TERZO COMANDAMENTO:
DAI SEMPRE RETTA A TUA MADRE
A volte, prendere la metro di pomeriggio può essere piacevole: c’è posto, le persone sono meno aggressive e poi ci sono le mamme con i loro allegri bambini che tornano da scuola.
Nel mio caso, mentre sono seduta in quel di Furio Camillo e attendo una vettura che mi porti a prendere un tè a Lepanto con un paio di amiche, le mamme in arrivo sono due come i loro figli in età da scuola elementare. Camminano appaiati, le signore davanti e i pargoli subito dietro: uno dei due però si muove in maniera scomposta, intestardito nel voler camminare con entrambi i piedi sulla riga gialla ai margini della banchina.
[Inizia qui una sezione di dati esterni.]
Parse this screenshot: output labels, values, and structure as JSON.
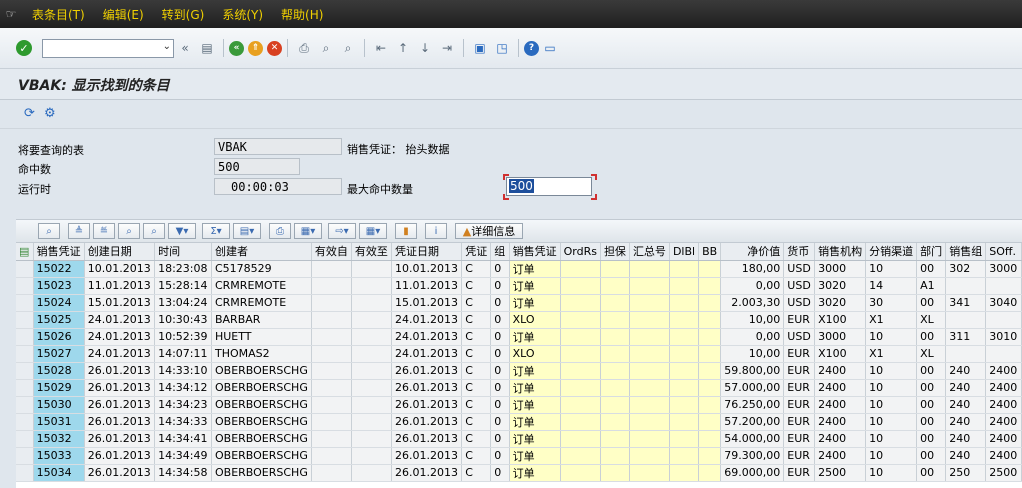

Così facendo, urta spesso l’amichetto e a volte rischia persino di farlo cadere di sotto.
“Ettore, smettila!” Lo riprende la madre. “Se continui così, Filippo si fa male!”
Il piccolo funambolo se ne sbatte delle raccomandazioni genitoriali e prosegue beato su quella linea gialla che proverbialmente non si deve oltrepassare, perché altrimenti si rischia la fine che Filippo potrebbe fare da un momento all’altro. Il poverino – non essendo scemo – cerca la sopravvivenza spostandosi verso l’interno, ma l’amico ha deciso di reggersi al suo zainetto e non intende mollarlo; come se non bastasse, terminato il primo exploit di senso del dovere dallo scarso successo, la madre ha smesso di rimproverarlo.
(Se qualcuno gli intimasse di smettere ora, c’è da scommettere che il piccolo risponderebbe: “Ma perché cazzo dovrei smettere di fare il coglione, se neanche mia madre tenta di fermarmi?”)
Ora. Secondo il noto principio per cui chi si fa i fatti suoi campa cent’anni, di fronte a tutto questo la mamma di Filippo ha mantenuto la calma per un po’ – probabilmente sperando che Ettore si annoiasse PRIMA di riuscire a buttare suo figlio giù dalla banchina – ma di fronte all’ennesima provocazione alla fine cede e si rivolge all’amica.
“Cara, dì qualcosa a Ettore: ha appena dato un calcio a Filippo e non mi sta bene!”
“Ma che stai dicendo” risponde l’altra. “Non è possibile, Ettore non lo farebbe mai!”
“Ti dico che lo ha appena fatto… lo hai visto anche tu.”
“Non l’ho visto: stavo parlando con te. Tu, piuttosto, come hai fatto? Con la vista posteriore?”
Tali figli, tali madri: nessuna delle due ci sta a perdere lo scontro verbale, che è ormai diventata una palese protesi dello sconsiderato momento circense dei figli.
…Come ti permetti di accusare mio figlio ingiustamente?
…Mio figlio poteva morire!
…Sei una cafona maleducata!
…Domani dico alla maestra di cambiarli di banco!
La conclusione della storia è che forse sarebbe stato meglio arrendersi da subito all’evidente impossibilità di gestire la questione educativa. Questi quattro feroci scambi da fondo campo che neanche a Roland Garros mettono fine, nell’ordine:
a un piacevole pomeriggio di svago;
a un’amicizia tra piccoli e una tra adulte;
al mio divertimento di quest’oggi;
alla quiete nella chat di WhatsApp delle mamme di una classe elementare romana.
Con questa consapevolezza, non posso far altro che scolpire nella roccia il quarto dei miei 10 comandamenti metropolitani:
DAI SEMPRE RETTA A TUA MADRE
(…prima che sia lei a dare retta a te.)